Privacy Policy

Last updated: April 2026

1. Data Controller

The data controller is weldingOS. For any privacy-related requests, contact us at privacy@weldingos.com.

2. Data Collected and Purposes

2.1 Authentication Data

We use Firebase Authentication (Google LLC) to manage platform access. We collect your email address and, if provided, display name. This data is necessary to provide the service (legal basis: performance of a contract, Art. 6(1)(b) GDPR).

2.2 Payment Data

Payments are handled by Stripe, Inc.. We do not store credit card data on our servers. Stripe receives the data necessary to process payments and manage subscriptions (legal basis: performance of a contract).

2.3 Usage Data

Firestore stores subscription status (active/inactive), chosen plan, and update timestamp — strictly necessary for service delivery.

2.4 Security Logs

We log security events (failed login attempts, payment anomalies) for up to 90 days to protect users and the system (legal basis: legitimate interest, Art. 6(1)(f) GDPR).

3. Cookies

We use only essential technical cookies necessary for the service (Firebase authentication session). We do not use profiling or advertising cookies. See our Cookie Policy for details.

4. Data Recipients

Your data may be shared with:

  • Google LLC / Firebase — authentication and database (Standard Contractual Clauses)
  • Stripe, Inc. — payment and subscription management (GDPR-compliant DPA)

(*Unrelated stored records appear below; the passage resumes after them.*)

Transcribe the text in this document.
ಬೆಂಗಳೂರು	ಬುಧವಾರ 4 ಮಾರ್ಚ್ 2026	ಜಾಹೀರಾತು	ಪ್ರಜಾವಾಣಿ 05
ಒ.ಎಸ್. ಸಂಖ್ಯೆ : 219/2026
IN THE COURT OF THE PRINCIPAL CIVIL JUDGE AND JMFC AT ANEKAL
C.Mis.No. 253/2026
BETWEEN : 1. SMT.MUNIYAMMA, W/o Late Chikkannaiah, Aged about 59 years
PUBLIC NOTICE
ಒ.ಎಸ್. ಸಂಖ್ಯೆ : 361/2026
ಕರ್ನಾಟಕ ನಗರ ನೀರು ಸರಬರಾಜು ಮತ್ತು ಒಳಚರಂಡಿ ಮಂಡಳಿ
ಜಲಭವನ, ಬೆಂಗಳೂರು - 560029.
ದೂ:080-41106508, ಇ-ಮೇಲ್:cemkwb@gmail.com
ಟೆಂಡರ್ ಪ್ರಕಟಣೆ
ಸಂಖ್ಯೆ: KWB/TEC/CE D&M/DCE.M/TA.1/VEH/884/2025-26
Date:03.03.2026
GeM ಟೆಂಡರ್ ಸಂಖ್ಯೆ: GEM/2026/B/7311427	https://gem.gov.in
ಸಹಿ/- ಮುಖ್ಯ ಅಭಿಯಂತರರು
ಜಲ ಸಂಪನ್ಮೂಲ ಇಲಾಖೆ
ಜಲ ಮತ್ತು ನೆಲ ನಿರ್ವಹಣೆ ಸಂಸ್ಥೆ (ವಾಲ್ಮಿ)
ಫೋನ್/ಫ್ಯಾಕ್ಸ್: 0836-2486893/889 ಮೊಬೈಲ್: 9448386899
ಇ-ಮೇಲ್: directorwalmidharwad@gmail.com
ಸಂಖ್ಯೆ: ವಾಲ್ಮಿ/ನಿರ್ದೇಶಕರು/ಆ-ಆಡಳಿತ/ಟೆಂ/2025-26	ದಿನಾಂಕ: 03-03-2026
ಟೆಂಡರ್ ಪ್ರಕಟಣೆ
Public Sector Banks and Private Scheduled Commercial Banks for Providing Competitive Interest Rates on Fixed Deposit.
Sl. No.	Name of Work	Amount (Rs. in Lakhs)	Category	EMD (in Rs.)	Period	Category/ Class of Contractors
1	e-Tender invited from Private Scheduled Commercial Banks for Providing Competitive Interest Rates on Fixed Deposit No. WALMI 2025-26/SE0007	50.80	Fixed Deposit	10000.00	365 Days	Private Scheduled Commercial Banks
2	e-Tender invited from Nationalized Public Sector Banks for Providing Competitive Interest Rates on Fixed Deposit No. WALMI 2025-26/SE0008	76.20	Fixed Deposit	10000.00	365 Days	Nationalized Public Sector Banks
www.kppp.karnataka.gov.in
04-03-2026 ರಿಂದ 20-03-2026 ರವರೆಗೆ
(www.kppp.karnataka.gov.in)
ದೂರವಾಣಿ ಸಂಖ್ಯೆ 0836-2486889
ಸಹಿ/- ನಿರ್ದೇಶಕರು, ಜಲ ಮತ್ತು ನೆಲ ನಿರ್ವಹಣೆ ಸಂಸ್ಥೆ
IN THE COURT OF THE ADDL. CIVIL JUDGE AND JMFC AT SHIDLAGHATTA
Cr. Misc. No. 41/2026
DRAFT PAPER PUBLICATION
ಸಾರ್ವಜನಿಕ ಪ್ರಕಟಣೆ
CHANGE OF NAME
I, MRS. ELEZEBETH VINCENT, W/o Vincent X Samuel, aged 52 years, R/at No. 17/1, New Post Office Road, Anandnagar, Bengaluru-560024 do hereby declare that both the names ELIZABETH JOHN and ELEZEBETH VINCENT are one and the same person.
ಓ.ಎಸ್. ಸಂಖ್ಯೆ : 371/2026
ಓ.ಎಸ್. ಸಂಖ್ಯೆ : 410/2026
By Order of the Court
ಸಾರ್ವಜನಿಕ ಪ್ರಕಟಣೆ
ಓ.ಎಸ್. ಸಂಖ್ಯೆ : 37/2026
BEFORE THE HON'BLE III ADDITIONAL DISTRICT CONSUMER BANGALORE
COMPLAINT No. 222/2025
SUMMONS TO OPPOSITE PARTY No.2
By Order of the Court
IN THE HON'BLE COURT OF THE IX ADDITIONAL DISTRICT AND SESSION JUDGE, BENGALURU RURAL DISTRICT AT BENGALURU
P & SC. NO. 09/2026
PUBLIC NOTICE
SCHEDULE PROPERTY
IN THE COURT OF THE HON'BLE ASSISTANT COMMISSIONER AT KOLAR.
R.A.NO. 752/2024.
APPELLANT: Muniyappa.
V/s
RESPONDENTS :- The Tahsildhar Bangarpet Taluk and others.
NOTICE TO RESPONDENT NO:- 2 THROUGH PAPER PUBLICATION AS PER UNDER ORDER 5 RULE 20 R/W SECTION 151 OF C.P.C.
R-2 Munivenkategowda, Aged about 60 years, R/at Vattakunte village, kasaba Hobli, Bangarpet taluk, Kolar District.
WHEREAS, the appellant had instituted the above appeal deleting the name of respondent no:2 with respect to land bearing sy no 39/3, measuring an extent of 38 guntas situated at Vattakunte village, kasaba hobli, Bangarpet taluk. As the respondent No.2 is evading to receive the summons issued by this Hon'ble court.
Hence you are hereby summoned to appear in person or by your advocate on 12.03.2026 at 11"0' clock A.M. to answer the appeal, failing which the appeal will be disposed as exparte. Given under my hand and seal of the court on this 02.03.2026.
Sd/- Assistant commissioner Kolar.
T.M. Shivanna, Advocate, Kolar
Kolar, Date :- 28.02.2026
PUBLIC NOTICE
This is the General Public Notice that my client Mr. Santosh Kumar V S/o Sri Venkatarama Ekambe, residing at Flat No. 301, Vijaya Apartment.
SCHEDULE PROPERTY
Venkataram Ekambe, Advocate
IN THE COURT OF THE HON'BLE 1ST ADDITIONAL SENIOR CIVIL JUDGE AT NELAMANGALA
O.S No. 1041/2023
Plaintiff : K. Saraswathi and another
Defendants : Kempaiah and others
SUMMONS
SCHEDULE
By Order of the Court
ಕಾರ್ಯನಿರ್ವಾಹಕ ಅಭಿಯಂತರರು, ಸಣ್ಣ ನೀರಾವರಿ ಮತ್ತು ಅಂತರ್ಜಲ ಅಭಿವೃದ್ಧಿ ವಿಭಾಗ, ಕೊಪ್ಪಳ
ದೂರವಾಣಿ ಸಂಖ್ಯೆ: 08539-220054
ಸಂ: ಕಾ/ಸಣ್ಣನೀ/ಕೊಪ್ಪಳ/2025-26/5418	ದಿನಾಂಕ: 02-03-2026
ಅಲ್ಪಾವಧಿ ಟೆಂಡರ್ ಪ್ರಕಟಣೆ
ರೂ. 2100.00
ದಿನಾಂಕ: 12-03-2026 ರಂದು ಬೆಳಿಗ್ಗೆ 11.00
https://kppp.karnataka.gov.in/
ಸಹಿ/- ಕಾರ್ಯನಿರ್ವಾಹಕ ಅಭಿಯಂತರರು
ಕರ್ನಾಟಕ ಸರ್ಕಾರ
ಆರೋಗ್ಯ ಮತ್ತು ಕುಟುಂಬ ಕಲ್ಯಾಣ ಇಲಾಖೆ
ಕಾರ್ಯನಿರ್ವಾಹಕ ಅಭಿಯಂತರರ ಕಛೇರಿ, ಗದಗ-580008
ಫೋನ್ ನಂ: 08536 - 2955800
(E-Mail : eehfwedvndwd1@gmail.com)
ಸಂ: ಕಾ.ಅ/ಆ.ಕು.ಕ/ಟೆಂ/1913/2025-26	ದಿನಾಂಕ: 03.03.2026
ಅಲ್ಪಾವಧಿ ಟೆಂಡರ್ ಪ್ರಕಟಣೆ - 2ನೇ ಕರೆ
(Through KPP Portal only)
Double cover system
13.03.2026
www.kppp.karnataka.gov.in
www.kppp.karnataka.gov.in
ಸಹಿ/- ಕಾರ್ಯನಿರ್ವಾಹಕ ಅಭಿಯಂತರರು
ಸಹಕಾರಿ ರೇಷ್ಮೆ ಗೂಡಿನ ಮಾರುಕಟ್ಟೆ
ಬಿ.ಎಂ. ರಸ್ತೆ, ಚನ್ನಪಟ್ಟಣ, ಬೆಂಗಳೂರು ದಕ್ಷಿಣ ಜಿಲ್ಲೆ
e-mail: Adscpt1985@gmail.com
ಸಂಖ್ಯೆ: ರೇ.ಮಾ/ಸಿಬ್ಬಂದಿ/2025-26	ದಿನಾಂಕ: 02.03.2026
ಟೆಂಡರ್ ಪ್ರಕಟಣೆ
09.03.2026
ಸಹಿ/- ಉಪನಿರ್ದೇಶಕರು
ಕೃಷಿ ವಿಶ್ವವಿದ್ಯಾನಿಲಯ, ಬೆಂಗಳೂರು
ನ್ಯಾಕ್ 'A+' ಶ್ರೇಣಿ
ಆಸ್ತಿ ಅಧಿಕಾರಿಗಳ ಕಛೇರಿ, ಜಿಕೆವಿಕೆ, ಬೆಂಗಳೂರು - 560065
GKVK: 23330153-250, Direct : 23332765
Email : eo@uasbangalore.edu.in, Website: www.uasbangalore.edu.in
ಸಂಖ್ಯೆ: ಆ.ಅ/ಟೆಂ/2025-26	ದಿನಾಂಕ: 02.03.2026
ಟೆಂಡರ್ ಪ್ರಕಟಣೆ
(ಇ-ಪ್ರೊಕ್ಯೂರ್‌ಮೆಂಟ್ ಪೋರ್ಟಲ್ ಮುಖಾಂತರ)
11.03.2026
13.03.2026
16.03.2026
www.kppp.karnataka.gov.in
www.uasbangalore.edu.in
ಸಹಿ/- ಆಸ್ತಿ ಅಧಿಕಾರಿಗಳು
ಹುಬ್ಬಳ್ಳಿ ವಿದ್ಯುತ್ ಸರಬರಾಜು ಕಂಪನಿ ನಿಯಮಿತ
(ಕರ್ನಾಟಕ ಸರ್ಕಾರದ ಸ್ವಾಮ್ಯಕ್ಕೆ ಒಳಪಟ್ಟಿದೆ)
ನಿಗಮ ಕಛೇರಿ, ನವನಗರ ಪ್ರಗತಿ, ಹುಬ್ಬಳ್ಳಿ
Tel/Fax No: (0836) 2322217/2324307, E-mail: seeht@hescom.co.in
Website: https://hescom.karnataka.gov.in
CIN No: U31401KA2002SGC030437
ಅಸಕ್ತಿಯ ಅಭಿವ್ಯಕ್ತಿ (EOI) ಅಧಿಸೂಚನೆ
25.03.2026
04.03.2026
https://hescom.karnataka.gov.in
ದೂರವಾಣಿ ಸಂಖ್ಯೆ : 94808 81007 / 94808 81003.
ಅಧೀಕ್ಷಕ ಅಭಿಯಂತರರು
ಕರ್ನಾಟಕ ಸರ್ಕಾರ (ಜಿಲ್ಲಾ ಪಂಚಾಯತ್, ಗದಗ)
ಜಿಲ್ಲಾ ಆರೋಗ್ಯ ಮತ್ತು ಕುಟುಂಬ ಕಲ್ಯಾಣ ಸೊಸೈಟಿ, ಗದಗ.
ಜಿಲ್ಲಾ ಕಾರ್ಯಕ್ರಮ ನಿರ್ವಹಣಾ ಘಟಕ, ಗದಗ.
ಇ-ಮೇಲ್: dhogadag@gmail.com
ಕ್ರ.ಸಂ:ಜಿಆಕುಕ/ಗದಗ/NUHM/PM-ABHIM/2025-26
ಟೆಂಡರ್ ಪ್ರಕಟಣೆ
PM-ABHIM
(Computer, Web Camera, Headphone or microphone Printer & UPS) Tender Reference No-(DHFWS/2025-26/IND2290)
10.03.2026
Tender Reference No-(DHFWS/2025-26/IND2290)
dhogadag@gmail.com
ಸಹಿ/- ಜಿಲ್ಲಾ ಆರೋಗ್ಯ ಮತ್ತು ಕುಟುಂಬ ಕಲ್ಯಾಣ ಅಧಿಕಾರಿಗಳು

We do not sell or share your data with third parties for commercial purposes.

5. Data Retention

  • Account data: for the duration of the contractual relationship + 12 months
  • Payment data: retained by Stripe according to their policy
  • Security logs: 90 days
  • Rate limiting data: automatically deleted after the time window

6. Your Rights

Under GDPR (Arts. 15–22) you have the right to:

  • Access your personal data
  • Rectify or erase it
  • Restrict or object to processing
  • Request data portability
  • Withdraw consent at any time

To exercise these rights, write to privacy@weldingos.com. You also have the right to lodge a complaint with your local supervisory authority.

7. Security

We apply appropriate technical and organisational measures to protect your data: HTTPS/TLS encryption, server-side Firebase token verification, and least-privilege database access.